Mumen Rider loses to the Deep Sea King, and handily, and instantly.  It wouldn’t have surprised me if he died right then and there (and honestly, I kind of expected it…even if it would have torn my heart in two).  But even if he didn’t punch out the bad guy, there are victories that no villain could ever take away.  The obvious one?  The people of the city are facing their darkest hour, pitted against a menace eager to wipe them out.  Despair spreads like wildfire in their hearts and before their eyes; one champion after another has failed to stop the oceanic invaders, after all.  As valuable as it would’ve been to have someone resolve the situation instantly (Saitama), they need more than that.  They need a symbol of hope to provide solace, not just someone who punches really, really hard.  Guess who’s there to fill that niche?


But wait, there’s more!  Remember, the objective here isn’t just “beat the bad guy”.  It’s “protect the innocent”.  And when no one else could, Mumen Rider did.  Even though he couldn’t hold the line for very long, he did what he could for as long as he could -- despite the massive risks he took.  If he hadn’t stepped in, then the arc would’ve had a much sadder ending.  Genos would’ve died.  Every last human in that shelter -- man, woman, and child -- would’ve died.  The heroes left battered and scattered would’ve been easy pickings for the king and his men, so that’s another round of deaths that would’ve crippled the Hero Association.

Thank God that Mumen Rider stepped in.  By choosing to take a stand, he gave Saitama just the amount of time he needed to find the Deep Sea King and finish the fight conclusively.  So even if Saitama managed to steal the “hero saves the day” moment in the breadth of a nanosecond, Mumen Rider managed to do something more.  He managed to become more, despite losing in a spectacular fashion.  Maybe someone will know Saitama’s name by heart someday, but for now?  Mumen Rider, the cyclist for justice, is deservedly on the lips of the masses.

Why?  Simple.  Because he’s a god.  Damned.  MotherFuckingHERO.

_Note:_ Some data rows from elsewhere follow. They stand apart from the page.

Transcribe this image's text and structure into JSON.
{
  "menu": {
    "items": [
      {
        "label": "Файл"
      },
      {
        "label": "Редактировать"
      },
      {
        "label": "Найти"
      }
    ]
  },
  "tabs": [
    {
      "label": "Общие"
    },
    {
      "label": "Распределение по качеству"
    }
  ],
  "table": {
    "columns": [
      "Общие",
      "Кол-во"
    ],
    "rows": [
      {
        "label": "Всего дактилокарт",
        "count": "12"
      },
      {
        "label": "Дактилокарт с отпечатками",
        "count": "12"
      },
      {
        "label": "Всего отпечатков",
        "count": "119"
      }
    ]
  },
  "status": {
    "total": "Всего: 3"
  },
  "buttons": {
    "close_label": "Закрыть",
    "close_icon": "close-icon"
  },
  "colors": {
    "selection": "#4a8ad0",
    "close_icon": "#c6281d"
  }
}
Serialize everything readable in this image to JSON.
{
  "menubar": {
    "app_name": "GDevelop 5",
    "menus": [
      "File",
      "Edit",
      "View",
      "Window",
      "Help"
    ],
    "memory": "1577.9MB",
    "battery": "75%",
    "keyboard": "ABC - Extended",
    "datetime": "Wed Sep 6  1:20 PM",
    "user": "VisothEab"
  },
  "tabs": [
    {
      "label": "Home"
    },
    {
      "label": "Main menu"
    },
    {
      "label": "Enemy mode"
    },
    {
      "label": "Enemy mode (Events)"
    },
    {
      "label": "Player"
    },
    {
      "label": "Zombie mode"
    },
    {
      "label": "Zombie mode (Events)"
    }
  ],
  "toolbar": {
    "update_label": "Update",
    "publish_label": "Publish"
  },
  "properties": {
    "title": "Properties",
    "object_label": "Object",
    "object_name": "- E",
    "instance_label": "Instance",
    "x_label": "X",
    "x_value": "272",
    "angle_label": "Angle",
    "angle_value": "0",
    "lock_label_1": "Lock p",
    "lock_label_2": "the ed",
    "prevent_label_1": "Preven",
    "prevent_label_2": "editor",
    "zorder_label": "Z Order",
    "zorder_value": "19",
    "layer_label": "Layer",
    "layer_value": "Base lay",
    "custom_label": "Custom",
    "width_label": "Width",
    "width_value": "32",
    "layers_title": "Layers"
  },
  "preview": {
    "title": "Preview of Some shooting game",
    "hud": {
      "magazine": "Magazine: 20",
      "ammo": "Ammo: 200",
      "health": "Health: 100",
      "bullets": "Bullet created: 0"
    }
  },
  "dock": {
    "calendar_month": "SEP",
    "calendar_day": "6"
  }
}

It really says a lot about a show when one of its characters could stand easily earn a spinoff series.  But here we are with One Punch Man, with one of the greatest heroes ever committed to the airwaves.  Here we are with Mumen Rider, a guy whose speech gets my tear ducts all limbered up every time I watch a repeat of it.  And here we are with an anime and comic with an eclectic cast of characters -- any one of which might have the potential for a spinoff to call their own.

What do I mean?  Well, I‘ll get to that another time.  But for now?  Let’s all just take a moment to salute the one and only cyclist for justice.  Salute, and never, ever stop saluting.

God Bless You, Mumen Rider.  You and your weird chili bowl helmet thing.